Magnus Hirschfeld est juif et homosexuel, ce qui fait de lui une cible idéale pour les nazis. Il échappe en 1920 à un attentat perpétré par l’extrême droite et le quotidien nazi Der Stürmer le prend régulièrement pour cible dans des pamphlets injurieux. Je crois que ce qui a déplu aux nazis c’est que Magnus Hirschfeld accueillait toutes les « différences ». Dans les premières années du nazisme, l’homosexualité masculine avait ses théoriciens qui prônaient l’amitié virile entre garçons de type aryen : Magnus Hirschfeld n’adopte pas ce point de vue restrictif. Taxé de pornographe ou de promoteur de la « dégénérescence » selon les nazis, il est presque logique que son cabinet ait été, dès 1933, un des premiers espaces visés. Les photos des premiers autodafés que l’on voit de nos jours dans les manuels scolaires ont été essentiellement réalisées en brûlant la bibliothèque de Magnus Hirschfeld.

Dans le film Les fleurs du silence, il est fait référence au Dr Eugen Steinach. Quels sont les liens entre eux ? 
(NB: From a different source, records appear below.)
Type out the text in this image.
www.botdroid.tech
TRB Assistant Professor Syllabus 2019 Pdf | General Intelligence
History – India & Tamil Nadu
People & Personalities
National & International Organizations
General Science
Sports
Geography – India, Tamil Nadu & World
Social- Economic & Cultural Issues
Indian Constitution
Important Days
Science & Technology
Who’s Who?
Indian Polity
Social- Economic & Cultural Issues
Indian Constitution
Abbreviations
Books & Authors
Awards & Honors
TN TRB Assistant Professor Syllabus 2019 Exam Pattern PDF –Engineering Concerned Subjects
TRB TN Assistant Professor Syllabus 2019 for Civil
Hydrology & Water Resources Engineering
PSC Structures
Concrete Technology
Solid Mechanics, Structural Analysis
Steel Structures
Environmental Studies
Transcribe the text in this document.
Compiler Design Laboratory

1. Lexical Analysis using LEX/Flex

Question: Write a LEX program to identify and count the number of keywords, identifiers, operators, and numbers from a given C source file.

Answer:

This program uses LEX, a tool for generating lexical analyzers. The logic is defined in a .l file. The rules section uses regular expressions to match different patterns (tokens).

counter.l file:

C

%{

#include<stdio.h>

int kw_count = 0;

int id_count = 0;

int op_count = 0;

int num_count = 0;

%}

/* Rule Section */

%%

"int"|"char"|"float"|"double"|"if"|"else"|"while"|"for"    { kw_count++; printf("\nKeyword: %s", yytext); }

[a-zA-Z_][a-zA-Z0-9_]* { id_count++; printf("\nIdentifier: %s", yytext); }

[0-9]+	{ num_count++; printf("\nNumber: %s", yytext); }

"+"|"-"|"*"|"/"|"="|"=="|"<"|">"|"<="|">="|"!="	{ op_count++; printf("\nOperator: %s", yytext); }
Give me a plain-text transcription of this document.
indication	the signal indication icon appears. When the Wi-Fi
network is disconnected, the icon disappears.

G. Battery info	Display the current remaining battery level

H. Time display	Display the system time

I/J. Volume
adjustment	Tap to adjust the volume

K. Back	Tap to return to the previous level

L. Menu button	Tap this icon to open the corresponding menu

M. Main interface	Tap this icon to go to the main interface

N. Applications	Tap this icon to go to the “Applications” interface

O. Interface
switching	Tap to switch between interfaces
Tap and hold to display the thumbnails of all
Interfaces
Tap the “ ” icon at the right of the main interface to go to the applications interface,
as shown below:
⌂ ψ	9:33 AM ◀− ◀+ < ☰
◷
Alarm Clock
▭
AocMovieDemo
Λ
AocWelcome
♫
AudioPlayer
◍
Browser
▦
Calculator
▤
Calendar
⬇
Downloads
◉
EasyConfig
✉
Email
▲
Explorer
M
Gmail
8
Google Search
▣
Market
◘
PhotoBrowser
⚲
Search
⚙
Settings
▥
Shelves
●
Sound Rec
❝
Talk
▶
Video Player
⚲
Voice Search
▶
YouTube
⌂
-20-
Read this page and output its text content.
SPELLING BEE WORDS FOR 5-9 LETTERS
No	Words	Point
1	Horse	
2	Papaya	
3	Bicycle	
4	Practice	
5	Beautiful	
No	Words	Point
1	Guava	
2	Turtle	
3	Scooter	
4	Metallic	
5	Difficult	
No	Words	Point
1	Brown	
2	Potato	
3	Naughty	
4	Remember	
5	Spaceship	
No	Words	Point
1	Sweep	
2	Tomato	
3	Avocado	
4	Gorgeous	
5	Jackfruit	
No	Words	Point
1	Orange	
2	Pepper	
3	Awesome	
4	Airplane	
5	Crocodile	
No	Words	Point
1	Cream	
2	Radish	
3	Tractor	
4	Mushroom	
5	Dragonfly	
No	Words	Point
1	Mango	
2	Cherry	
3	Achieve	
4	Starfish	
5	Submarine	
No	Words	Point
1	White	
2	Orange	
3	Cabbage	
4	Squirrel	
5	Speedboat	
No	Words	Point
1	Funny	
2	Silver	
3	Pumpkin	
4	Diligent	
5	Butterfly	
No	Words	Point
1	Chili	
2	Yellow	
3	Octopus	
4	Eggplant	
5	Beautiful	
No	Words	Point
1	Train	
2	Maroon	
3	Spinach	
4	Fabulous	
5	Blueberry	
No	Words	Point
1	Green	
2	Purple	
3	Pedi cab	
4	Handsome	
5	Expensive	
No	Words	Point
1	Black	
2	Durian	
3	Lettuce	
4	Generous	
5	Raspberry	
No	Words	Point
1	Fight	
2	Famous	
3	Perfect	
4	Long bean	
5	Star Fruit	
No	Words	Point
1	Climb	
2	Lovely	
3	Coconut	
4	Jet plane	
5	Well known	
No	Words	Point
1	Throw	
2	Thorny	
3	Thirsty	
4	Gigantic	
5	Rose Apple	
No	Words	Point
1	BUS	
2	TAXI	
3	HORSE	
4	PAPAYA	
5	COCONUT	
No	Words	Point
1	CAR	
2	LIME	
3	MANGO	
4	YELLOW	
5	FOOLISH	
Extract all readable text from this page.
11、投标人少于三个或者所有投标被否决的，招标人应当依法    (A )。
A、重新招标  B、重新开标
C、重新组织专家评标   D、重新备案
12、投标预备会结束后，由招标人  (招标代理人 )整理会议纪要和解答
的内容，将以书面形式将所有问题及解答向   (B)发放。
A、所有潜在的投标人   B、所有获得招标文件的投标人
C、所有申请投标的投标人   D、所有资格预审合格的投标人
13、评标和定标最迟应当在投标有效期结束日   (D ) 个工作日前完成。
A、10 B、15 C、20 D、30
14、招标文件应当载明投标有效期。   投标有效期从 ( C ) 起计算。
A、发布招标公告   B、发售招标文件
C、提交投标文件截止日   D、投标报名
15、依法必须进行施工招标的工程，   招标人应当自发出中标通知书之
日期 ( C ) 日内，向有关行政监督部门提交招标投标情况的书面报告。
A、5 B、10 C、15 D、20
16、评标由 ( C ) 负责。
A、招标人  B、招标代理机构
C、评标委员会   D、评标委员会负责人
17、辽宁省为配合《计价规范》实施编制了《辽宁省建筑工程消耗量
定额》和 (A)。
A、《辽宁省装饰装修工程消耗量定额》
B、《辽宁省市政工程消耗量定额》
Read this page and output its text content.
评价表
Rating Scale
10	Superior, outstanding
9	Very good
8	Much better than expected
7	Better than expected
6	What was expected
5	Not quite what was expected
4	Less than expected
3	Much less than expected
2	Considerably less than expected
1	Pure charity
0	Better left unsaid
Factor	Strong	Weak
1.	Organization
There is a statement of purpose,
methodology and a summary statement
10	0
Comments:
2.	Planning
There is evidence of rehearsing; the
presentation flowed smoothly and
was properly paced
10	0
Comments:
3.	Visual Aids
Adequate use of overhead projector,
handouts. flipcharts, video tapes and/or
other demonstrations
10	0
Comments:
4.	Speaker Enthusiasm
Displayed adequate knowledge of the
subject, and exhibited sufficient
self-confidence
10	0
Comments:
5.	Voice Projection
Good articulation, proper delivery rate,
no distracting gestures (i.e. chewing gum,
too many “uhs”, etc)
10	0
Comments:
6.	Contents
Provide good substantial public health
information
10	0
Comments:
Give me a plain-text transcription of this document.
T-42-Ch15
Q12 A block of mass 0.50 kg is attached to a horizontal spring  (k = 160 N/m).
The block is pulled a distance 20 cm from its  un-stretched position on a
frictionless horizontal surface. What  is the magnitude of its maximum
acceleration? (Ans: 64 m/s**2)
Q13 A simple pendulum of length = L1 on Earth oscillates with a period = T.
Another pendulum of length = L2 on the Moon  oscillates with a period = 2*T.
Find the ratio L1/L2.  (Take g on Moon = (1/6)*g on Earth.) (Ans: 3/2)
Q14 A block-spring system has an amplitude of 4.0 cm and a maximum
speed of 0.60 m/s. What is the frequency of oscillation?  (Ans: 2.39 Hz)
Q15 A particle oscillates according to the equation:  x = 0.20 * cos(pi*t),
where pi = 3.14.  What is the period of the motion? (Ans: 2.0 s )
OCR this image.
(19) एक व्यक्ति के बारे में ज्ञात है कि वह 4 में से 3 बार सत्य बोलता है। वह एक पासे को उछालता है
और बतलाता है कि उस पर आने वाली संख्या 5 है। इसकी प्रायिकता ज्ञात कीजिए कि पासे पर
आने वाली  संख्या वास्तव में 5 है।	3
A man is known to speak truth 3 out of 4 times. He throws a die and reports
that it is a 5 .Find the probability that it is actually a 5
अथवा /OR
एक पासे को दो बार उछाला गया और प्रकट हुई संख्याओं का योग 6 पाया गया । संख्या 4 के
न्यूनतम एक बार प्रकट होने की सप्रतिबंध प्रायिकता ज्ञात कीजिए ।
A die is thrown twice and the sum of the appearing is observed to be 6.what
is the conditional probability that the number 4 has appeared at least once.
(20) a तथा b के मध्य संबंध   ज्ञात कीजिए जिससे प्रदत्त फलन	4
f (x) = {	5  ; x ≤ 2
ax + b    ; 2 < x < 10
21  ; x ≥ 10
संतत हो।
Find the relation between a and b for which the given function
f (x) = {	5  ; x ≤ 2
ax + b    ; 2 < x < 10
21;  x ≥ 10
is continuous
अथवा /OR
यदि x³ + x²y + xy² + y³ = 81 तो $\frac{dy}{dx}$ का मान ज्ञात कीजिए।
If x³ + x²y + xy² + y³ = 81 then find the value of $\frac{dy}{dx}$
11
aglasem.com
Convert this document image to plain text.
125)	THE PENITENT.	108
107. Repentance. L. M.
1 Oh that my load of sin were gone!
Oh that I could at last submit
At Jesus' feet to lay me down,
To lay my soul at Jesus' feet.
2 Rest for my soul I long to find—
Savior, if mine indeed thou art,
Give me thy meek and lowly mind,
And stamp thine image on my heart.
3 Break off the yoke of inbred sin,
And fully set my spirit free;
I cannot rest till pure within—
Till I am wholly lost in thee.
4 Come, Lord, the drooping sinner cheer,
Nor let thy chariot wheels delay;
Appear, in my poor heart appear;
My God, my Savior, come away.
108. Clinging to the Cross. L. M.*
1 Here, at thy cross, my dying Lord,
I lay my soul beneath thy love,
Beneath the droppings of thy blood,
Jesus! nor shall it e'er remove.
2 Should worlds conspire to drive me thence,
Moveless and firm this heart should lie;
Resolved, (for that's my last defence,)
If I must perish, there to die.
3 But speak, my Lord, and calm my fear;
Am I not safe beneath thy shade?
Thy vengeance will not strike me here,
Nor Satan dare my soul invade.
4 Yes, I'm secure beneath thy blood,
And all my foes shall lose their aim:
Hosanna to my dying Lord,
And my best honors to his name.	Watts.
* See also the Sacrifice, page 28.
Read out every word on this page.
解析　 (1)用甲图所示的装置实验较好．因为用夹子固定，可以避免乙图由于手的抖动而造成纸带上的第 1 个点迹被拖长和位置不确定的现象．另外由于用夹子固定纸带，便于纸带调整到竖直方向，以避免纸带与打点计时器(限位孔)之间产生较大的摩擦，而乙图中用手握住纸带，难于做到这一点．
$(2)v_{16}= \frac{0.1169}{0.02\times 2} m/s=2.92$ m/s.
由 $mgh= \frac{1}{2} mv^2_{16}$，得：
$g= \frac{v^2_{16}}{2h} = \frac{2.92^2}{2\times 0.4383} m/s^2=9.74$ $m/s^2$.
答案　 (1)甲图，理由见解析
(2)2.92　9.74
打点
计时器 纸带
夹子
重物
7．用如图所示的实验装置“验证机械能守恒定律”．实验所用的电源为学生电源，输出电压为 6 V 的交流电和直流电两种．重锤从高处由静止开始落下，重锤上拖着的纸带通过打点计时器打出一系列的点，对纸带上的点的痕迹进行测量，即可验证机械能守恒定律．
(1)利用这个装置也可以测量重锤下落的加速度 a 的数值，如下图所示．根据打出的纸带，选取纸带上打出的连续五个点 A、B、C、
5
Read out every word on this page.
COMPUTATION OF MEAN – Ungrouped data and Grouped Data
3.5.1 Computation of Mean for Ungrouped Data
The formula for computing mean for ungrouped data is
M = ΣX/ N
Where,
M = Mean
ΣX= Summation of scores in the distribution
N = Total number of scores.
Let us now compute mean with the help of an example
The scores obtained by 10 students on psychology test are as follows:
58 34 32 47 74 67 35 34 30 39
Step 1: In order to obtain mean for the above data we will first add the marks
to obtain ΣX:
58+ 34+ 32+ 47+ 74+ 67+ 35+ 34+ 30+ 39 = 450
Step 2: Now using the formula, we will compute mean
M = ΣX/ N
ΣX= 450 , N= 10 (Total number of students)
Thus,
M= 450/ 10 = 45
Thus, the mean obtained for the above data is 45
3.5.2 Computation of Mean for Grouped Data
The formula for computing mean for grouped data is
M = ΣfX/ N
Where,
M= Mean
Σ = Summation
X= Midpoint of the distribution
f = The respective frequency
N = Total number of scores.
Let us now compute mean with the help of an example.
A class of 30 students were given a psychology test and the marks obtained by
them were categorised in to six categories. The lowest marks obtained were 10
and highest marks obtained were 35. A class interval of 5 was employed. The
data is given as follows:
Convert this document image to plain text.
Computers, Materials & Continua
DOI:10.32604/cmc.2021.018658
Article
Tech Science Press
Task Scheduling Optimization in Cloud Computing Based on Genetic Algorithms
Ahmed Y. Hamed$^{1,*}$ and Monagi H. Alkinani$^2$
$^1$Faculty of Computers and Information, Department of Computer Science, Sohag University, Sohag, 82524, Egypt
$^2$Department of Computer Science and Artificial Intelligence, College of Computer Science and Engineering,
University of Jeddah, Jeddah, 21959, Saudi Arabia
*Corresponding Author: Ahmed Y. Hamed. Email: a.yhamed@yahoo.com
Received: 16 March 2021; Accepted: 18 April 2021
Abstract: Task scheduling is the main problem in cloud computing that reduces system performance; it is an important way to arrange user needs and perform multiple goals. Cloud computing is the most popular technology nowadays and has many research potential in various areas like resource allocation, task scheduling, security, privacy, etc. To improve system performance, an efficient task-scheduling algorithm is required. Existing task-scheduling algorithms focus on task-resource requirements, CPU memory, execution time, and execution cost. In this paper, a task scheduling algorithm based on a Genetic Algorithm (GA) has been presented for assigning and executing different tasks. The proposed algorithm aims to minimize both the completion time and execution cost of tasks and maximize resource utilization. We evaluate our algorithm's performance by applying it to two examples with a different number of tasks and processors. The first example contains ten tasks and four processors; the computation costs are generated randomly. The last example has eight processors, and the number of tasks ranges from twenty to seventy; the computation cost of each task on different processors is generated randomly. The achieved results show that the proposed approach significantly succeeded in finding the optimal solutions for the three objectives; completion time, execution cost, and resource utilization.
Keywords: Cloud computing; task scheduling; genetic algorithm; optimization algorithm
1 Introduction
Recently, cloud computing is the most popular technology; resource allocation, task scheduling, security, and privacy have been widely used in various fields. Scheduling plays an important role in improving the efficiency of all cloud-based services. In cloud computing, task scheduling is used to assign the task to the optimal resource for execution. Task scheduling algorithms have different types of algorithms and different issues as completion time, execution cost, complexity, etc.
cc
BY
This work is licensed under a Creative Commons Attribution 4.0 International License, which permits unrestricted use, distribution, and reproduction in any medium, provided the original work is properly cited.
Eugen Steinach est un endocrinologue viennois qui place la « cause » de l’homosexualité masculine dans les testicules. Le point commun avec Magnus Hirschfeld est cette croyance en la sexologie médicale et dans les causes physiologiques de l’homosexualité. La comparaison s’arrête là. Steinach veut rectifier ce qu’il juge être un problème en proposant une ablation des testicules, Hirschfeld, lui, prône l’acceptation. Malheureusement, des hommes se sont présentés au cabinet de sexologie demandant qu’on leur pratique la méthode Steinach. Hirschfeld a fini par autoriser l’opération devant l’insistance de certains patients, mais l’a regretté : non seulement cette méthode s’est avérée inefficace, mais surtout elle va, en proposant une mutilation, contre l’esprit de tolérance prôné par Hirschfeld. 

Que représente Magnus Hirschfeld de nos jours pour la communauté LGBTQIA+ ?

Il est assez peu connu, en dehors peut-être de milieux militants informés. Sa médicalisation de l’homosexualité peut apparaître comme rétrograde. Mais attention à ne pas faire d’anachronisme, Magnus Hirschfeld reste un pionnier en n’écartant aucune sexualité, aucun genre, il représente parfaitement toutes les nuances du sigle LGBTQIA+ !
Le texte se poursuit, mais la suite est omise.